Я, не подозревая, что безумие моих спутников могло быть опасным, перевернулся на другой бок и снова заснул.

Мне казалось, что я проспал всего одну минуту, когда меня разбудил страшный шум в ушах; голова моя болела и была так тяжела, точно ее наполнили свинцом. Кто-то громко звал меня по имени; я сел и увидел облитое ярким лунным светом, взволнованное лицо Дэльмгоя, указывающего пальцем на что-то. У моих ног лежал воздухоплаватель, раскинув ноги и руки, точно чудовищно большая марионетка. Через него наклонялся Шипшэнкс и смотрел вверх с веселой, одобрительной улыбкой.

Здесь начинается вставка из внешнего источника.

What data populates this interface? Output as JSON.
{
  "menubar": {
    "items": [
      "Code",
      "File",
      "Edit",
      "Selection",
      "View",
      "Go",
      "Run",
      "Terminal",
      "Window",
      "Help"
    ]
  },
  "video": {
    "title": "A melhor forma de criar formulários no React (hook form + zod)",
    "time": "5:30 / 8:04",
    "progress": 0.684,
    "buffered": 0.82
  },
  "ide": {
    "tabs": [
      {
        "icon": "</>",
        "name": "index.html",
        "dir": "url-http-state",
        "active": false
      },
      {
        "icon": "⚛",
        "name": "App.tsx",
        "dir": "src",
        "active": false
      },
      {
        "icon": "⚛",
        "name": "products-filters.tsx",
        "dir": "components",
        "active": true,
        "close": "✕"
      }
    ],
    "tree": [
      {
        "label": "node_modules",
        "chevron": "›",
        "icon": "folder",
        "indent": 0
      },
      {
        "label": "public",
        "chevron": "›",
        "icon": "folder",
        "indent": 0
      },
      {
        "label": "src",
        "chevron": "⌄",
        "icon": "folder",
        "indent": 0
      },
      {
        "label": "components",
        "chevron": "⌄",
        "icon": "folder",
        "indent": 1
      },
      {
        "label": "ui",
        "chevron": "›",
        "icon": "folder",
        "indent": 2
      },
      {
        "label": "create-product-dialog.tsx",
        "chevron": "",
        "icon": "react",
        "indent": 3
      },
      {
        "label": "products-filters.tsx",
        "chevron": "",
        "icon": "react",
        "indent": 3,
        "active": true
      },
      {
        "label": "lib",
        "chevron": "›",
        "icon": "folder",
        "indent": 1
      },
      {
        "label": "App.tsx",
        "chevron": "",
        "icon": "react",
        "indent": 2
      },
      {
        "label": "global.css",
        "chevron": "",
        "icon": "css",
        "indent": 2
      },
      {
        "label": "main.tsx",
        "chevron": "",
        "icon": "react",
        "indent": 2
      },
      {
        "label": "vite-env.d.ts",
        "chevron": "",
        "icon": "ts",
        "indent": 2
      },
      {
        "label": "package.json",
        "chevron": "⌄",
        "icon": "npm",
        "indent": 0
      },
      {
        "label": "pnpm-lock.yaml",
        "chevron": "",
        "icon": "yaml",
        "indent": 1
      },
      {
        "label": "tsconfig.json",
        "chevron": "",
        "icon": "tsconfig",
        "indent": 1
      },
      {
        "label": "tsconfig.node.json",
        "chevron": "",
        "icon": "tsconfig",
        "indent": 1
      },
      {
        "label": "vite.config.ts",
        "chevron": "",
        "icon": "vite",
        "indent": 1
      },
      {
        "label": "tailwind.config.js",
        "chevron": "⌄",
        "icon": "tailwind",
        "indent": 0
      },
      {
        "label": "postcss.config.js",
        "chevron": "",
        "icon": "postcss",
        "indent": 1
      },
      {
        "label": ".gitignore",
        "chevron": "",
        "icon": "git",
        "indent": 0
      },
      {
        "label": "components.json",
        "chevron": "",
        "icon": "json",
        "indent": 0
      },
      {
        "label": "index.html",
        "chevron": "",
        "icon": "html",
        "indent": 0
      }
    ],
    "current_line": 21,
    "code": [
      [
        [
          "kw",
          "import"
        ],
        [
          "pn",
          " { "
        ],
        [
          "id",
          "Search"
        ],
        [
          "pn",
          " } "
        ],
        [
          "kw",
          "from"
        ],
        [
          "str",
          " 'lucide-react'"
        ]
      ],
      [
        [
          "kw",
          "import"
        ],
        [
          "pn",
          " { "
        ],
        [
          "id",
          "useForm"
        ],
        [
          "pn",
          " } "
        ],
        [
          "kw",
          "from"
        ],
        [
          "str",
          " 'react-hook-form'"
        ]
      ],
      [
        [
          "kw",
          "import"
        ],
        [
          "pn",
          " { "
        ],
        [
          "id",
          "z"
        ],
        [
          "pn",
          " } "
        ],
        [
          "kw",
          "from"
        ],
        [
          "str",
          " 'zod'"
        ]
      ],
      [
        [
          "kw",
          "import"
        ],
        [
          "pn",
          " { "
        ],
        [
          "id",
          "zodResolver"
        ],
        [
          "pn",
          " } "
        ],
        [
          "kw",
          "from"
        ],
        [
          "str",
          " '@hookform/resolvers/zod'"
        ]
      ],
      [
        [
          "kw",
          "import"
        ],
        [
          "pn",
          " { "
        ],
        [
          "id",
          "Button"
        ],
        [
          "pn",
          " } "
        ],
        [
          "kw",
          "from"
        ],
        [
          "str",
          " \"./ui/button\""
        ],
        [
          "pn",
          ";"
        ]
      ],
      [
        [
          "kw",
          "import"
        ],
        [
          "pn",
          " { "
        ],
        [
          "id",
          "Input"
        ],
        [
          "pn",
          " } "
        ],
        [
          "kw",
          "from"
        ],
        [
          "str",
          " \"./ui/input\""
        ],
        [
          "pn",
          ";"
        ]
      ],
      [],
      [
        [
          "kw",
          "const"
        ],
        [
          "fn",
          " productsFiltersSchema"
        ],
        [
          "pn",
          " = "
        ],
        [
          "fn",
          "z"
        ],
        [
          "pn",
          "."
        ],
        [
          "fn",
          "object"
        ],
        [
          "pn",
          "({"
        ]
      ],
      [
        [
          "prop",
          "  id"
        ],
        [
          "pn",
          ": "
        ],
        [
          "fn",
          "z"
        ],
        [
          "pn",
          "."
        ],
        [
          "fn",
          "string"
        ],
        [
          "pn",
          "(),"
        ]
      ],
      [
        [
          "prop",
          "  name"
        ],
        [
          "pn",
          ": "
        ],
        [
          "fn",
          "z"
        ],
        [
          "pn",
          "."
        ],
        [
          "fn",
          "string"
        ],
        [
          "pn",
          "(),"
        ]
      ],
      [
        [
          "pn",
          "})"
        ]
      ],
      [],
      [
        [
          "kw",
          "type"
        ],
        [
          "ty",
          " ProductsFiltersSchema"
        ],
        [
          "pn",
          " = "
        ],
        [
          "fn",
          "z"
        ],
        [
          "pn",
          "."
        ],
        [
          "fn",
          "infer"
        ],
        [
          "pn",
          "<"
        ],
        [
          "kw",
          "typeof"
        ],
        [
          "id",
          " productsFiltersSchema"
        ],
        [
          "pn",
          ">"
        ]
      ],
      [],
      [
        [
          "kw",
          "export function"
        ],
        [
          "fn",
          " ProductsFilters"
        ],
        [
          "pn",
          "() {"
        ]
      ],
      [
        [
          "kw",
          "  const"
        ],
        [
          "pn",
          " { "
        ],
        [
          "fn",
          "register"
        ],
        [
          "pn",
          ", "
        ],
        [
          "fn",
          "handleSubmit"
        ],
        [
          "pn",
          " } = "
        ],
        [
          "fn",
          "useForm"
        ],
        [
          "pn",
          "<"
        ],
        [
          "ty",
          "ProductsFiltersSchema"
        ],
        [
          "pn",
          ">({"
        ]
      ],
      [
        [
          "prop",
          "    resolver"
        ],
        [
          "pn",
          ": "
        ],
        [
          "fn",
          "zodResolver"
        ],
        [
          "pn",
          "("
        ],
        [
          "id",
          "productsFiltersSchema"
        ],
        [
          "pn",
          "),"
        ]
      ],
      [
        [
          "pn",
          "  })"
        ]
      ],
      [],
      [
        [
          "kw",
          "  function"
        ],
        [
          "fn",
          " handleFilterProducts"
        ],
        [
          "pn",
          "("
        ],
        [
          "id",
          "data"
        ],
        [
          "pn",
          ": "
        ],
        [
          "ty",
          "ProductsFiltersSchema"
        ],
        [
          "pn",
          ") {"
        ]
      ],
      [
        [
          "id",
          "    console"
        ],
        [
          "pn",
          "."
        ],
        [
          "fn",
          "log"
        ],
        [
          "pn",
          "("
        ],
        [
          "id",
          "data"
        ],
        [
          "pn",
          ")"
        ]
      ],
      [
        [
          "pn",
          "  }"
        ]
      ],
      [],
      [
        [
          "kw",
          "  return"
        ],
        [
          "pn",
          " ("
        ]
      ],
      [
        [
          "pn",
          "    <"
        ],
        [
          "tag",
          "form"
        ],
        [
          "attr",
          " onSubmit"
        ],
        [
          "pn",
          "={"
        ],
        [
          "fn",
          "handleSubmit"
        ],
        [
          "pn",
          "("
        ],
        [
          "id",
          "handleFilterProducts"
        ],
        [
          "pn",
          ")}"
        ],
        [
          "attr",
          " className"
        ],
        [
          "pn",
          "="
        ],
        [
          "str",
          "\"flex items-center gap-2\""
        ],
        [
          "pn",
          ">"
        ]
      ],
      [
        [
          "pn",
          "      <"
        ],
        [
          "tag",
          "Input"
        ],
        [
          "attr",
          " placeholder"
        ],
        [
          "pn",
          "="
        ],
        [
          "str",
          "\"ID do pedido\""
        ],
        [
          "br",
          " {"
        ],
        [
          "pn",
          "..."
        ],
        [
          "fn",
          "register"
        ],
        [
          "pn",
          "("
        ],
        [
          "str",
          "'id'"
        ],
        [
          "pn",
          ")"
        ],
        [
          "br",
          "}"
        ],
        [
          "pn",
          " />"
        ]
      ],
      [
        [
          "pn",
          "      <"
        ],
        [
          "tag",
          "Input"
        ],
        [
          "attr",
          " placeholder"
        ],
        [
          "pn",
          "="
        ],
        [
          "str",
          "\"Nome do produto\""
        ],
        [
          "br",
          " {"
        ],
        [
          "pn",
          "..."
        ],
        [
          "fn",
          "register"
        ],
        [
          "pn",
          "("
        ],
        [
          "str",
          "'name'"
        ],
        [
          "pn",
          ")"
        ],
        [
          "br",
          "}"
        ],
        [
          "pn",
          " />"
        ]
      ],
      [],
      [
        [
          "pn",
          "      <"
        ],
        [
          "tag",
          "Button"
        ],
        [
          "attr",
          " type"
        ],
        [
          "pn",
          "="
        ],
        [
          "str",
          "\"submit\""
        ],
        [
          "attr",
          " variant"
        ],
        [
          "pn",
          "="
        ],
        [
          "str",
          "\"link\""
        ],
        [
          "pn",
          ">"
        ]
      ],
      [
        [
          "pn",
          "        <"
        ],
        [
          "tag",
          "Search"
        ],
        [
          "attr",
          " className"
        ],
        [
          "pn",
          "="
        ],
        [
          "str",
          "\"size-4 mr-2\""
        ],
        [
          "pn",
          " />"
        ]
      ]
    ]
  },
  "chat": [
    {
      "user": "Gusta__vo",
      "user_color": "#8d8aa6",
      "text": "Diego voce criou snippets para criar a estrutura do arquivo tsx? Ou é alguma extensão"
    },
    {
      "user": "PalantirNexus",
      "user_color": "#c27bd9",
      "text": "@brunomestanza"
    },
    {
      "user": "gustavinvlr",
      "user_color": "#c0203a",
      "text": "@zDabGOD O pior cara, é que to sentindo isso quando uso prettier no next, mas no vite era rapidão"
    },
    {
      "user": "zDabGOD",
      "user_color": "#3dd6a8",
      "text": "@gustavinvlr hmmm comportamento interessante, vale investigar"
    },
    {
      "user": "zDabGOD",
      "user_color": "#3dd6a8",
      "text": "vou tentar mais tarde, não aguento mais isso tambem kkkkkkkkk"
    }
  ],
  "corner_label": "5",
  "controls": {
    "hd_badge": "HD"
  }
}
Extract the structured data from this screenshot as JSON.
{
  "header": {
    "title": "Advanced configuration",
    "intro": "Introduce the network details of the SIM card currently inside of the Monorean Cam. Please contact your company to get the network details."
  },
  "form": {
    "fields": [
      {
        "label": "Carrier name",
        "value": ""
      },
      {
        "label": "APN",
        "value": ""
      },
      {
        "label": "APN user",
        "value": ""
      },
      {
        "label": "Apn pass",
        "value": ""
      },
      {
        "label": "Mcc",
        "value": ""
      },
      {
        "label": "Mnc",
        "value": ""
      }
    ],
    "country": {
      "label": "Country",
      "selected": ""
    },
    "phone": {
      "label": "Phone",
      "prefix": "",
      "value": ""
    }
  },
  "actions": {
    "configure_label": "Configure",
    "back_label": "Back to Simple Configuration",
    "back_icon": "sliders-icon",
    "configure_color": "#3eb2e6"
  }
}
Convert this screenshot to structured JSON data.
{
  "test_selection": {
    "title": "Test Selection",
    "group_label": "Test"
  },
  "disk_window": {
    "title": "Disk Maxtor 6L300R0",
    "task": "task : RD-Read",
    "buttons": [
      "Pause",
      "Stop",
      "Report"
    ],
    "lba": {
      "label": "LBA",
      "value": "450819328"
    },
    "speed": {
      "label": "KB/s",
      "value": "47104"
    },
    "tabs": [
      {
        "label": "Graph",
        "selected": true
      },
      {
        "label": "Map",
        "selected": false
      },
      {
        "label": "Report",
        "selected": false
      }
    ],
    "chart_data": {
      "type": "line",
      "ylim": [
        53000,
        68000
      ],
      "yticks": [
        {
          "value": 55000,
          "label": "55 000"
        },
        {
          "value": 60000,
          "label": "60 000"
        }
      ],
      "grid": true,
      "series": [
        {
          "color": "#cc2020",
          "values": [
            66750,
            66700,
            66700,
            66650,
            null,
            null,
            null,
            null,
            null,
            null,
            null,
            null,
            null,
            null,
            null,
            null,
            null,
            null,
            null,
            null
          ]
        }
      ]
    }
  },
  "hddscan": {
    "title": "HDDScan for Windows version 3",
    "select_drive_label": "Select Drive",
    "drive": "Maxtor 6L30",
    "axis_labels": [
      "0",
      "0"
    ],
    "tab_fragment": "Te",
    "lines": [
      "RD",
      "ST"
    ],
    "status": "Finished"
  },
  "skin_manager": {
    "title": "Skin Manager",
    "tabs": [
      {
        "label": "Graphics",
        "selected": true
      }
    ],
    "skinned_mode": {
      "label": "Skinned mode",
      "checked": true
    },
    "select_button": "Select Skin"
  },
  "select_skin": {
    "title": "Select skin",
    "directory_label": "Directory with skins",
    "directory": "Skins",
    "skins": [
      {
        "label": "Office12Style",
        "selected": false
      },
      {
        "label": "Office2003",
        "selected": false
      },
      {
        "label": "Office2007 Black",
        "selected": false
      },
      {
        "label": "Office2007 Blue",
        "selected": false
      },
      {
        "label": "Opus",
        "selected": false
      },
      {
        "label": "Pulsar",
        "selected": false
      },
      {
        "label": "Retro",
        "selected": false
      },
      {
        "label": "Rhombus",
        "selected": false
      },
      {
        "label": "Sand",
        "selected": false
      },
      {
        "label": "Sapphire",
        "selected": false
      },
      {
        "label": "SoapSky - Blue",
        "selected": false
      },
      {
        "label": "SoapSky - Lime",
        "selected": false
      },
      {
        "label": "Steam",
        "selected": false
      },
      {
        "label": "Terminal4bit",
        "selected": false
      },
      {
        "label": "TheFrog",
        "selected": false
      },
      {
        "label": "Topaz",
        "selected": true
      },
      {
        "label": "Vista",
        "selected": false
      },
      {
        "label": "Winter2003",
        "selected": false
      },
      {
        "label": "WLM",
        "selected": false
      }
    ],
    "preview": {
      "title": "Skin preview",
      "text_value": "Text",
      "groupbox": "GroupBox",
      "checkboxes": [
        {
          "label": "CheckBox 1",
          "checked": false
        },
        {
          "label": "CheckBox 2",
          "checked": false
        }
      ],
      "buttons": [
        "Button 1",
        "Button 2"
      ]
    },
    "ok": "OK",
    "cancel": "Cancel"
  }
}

– Вот ведь дело-то какое вышло, – объяснил Дэльмгой со вздохом. – Этот Шипшэнкс невозможен… Он не переносит виски… Мы решили, что будет весело выбросить балласт. Байфильд вышел из себя. Одним я горжусь: меня легко заставить опомниться. Шипшэнкс же не унимался и продолжал выбрасывать мешки с песком. Байфильд кинулся на него. Но было поздно… Шар все поднимался, становилось трудно дышать… Байфильду сделалось дурно. Шипшэнкс решил, что необходимо позвонить, позвать на помощь, схватил шнурок, дернул и оборвал его… Теперь «Лунарди» не может опуститься, черт возьми.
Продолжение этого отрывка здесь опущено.